Trifulca tras el final. Después de que el árbitro decretara el final del partido y la Selección española se proclamara campeona del mundo, la tensión estalló entre los jugadores de Argentina contra los de Luis de la Fuente.
Leandro Paredes se fue primero a por Eric García y le agarró del cuello, rápidamente Gavi acudió para ver qué pasaba y recriminar su actuación. El centrocampista de Boca Juniors se fue a por el blaugrana agarrándolo del peto y tirándolo al suelo.
Incluso, llegó a lanzar un manotazo impidiendo que el futbolista se pudiera poner de pie. Scaloni y Thiago Almada intentaron mediar, pero no pudieron contener a Paredes.

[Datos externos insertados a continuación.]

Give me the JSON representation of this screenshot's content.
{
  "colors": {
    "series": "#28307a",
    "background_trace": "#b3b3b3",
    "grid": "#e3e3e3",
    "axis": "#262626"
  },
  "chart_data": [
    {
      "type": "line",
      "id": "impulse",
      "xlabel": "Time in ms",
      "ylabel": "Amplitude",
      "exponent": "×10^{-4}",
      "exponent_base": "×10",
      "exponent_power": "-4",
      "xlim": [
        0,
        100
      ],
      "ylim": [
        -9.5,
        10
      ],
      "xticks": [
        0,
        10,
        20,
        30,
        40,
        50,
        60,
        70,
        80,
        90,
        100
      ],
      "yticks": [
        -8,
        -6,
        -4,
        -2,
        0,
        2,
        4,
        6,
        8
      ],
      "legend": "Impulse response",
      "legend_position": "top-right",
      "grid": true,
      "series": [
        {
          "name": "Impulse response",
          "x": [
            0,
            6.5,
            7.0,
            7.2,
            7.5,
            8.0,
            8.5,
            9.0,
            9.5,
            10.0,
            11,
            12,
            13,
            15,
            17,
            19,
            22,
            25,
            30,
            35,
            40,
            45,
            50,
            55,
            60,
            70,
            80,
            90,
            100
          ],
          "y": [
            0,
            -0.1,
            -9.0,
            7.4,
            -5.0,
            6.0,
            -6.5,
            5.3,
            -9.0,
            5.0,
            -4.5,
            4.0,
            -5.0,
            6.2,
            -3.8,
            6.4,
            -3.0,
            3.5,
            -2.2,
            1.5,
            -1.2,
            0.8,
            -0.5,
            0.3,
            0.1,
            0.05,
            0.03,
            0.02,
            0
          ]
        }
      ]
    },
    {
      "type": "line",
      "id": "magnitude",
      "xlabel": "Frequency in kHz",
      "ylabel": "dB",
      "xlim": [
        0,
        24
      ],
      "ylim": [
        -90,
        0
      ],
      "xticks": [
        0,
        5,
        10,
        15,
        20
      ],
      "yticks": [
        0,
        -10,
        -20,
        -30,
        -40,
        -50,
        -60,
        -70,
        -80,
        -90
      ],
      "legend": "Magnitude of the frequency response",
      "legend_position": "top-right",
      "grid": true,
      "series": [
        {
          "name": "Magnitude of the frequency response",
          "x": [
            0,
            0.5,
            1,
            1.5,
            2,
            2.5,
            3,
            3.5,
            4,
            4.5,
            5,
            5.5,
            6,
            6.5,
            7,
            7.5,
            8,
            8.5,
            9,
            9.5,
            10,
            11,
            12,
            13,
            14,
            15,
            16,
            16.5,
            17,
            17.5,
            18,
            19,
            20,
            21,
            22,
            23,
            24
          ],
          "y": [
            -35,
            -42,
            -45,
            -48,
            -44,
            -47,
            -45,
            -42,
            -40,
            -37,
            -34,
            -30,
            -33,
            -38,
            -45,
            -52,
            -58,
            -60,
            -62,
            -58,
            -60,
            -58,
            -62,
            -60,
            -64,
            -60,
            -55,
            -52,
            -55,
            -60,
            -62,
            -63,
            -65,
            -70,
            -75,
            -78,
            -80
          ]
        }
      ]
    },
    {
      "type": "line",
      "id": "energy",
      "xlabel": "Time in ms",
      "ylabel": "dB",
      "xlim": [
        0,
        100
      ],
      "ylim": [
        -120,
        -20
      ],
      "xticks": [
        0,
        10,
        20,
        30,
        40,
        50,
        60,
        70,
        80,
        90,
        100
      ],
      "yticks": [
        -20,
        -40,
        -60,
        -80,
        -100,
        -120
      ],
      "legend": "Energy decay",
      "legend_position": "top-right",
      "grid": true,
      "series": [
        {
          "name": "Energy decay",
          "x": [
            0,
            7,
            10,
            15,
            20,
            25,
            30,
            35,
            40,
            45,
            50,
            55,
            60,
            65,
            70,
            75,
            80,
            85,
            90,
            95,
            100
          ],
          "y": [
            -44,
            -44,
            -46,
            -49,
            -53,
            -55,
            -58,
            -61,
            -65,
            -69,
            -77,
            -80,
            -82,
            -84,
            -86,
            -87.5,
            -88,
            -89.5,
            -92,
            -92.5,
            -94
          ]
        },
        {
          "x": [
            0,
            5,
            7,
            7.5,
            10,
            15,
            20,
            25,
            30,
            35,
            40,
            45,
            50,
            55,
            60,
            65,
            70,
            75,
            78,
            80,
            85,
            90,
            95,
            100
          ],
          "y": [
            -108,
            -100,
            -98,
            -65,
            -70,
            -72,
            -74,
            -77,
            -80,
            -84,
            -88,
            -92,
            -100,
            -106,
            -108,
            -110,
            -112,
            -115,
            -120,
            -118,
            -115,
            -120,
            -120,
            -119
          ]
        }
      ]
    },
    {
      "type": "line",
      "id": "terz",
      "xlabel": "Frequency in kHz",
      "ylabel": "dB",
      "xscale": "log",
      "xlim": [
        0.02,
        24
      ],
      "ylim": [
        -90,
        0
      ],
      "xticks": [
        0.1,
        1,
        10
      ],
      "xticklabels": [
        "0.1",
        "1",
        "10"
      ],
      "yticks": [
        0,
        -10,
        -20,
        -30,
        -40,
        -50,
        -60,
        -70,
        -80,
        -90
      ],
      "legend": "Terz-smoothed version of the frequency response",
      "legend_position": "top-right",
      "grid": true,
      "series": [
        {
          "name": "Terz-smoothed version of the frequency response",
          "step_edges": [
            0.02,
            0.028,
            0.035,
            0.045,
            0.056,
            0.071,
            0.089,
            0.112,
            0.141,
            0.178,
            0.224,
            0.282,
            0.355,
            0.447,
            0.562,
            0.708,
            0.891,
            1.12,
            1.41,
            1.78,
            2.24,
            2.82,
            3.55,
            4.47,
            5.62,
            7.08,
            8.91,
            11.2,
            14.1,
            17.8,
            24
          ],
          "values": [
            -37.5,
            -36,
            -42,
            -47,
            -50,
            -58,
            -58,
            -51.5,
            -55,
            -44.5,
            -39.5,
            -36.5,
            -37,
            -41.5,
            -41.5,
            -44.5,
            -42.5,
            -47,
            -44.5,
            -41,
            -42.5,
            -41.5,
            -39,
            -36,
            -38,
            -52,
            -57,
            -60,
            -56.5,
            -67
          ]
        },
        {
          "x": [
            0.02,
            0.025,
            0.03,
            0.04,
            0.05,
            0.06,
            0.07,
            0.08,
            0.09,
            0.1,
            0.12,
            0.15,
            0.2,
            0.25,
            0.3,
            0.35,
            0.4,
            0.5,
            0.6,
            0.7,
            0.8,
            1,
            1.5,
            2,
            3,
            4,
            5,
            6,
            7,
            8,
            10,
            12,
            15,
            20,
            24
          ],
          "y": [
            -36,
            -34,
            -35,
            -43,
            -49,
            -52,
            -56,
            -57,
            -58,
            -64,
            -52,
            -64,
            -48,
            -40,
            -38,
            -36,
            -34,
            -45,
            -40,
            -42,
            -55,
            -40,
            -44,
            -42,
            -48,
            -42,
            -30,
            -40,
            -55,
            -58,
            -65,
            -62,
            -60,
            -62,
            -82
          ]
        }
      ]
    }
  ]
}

Esta acción le costó la segunda tarjeta amarilla y la expulsión, ya que había salido después del descanso para sustituir a Nico González y tan solo siete minutos más tarde había visto la primera.
Por otro lado, Otamendi también estuvo un rato hablando con Rodri recriminándole haber estado hablando durante la semana sobre los árbitros: "Empezá a hablar menos, boludo, que estuvisteis llorando toda la semana. Toda la semana estuvisteis llorando. Vos y Laporte, los dos. Eso no se hace. Estuvieron llorando con los árbitros, amigo".
El origen del rifirrafe de Paredes
Después de que el colegiado decretara el final del partido, los futbolistas españoles comenzaron a celebrar la consecución de la segunda estrella. En esos instantes, Nahuel Molina pegó un puñetazo en el estómago al capitán Rodri, quien había salido desde el banquillo para unirse al resto de sus compañeros.
El centrocampista español se dio rápidamente la vuelta y se fue a pedir explicaciones al argentino, que se encaró con él. Sin embargo, Rodri no entró en la tangana y abandonó la escena. Fue entonces cuando apareció Eric García y Paredes se fue a por él, desencadenando todo el revuelo posterior.